CAA de MARSEILLE, le 19 mars 2026, n°25MA01221

La cour administrative d’appel de Marseille, dans un arrêt du 19 mars 2026, a rejeté la requête d’un demandeur d’asile contestant le refus implicite d’hébergement de l’OFII. Le requérant, débouté en première instance, soutenait que l’absence de proposition d’hébergement constituait une décision implicite de rejet des conditions matérielles d’accueil. La question centrale portait sur l’existence d’une décision défavorable susceptible de recours et sur le respect des obligations européennes et nationales.

La cour a d’abord jugé le jugement de première instance régulier, estimant que le tribunal n’avait pas à répondre à un moyen inopérant. Elle a considéré que le requérant n’avait pas fait l’objet d’un refus mais d’une décision favorable d’acceptation des conditions matérielles d’accueil. Cette décision, expressément acceptée, incluait un hébergement sous réserve de places disponibles et une allocation majorée.

I. L’absence de décision implicite de refus

La cour qualifie la décision du 31 décembre 2024 non comme un refus mais comme une acceptation conditionnelle. Elle relève que le requérant a bénéficié d’une allocation majorée en raison de l’indisponibilité d’un logement. L’insuffisance alléguée de cette allocation pour se loger ne transforme pas une décision favorable en une décision défavorable.

Cette solution clarifie la nature juridique de l’offre de prise en charge, qui n’est pas une promesse ferme d’hébergement immédiat. La valeur de l’arrêt est de préciser que l’absence d’hébergement effectif ne crée pas, par elle-même, un refus implicite contestable. La portée de cette analyse est de limiter les recours contentieux fondés sur la seule indisponibilité matérielle.

II. L’absence de méconnaissance des textes invoqués

La cour écarte les moyens tirés de la violation des articles L. 551-15, L. 552-2 du CESEDA et de la directive 2013/33/UE. Elle rappelle que ces dispositions concernent le refus ou la cessation des conditions matérielles d’accueil, et non leur exécution partielle. Le requérant ne peut les invoquer puisqu’il a obtenu une décision favorable.

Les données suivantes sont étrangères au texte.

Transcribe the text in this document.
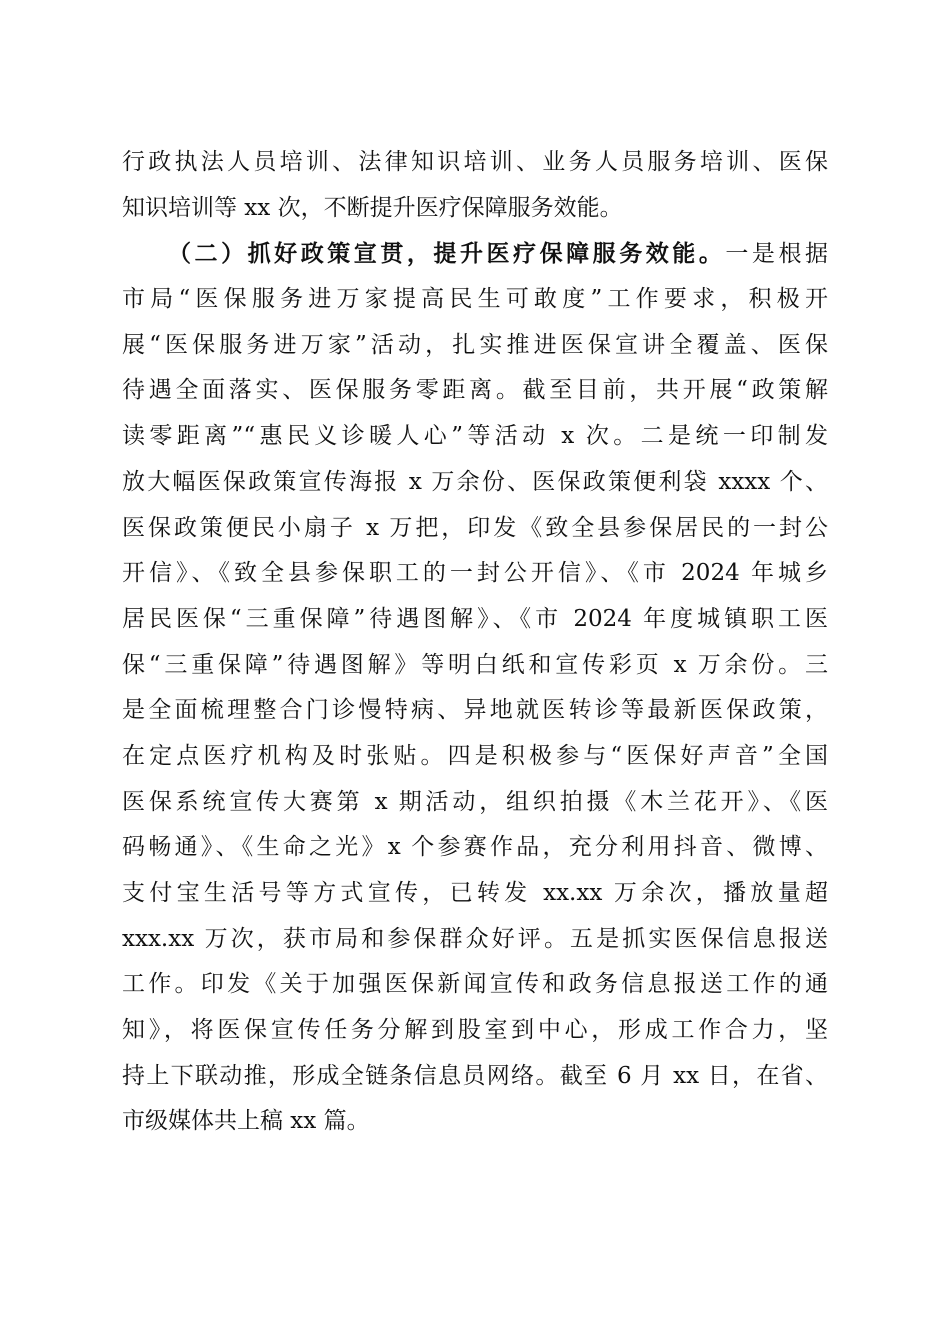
行政执法人员培训、法律知识培训、业务人员服务培训、医保
知识培训等 xx 次，不断提升医疗保障服务效能。
（二）抓好政策宣贯，提升医疗保障服务效能。一是根据
市局“医保服务进万家提高民生可敢度”工作要求，积极开
展“医保服务进万家”活动，扎实推进医保宣讲全覆盖、医保
待遇全面落实、医保服务零距离。截至目前，共开展“政策解
读零距离”“惠民义诊暖人心”等活动 x 次。二是统一印制发
放大幅医保政策宣传海报 x 万余份、医保政策便利袋 xxxx 个、
医保政策便民小扇子 x 万把，印发《致全县参保居民的一封公
开信》、《致全县参保职工的一封公开信》、《市 2024 年城乡
居民医保“三重保障”待遇图解》、《市 2024 年度城镇职工医
保“三重保障”待遇图解》等明白纸和宣传彩页 x 万余份。三
是全面梳理整合门诊慢特病、异地就医转诊等最新医保政策，
在定点医疗机构及时张贴。四是积极参与“医保好声音”全国
医保系统宣传大赛第 x 期活动，组织拍摄《木兰花开》、《医
码畅通》、《生命之光》x 个参赛作品，充分利用抖音、微博、
支付宝生活号等方式宣传，已转发 xx.xx 万余次，播放量超
xxx.xx 万次，获市局和参保群众好评。五是抓实医保信息报送
工作。印发《关于加强医保新闻宣传和政务信息报送工作的通
知》，将医保宣传任务分解到股室到中心，形成工作合力，坚
持上下联动推，形成全链条信息员网络。截至 6 月 xx 日，在省、
市级媒体共上稿 xx 篇。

Par cette motivation, la cour délimite le champ d’application des garanties procédurales liées au refus d’accueil. Le sens de l’arrêt est de distinguer l’octroi des droits de leur mise en œuvre concrète, qui relève d’une logique de gestion des places disponibles. La portée est de renvoyer les difficultés d’hébergement vers des voies administratives plutôt que contentieuses.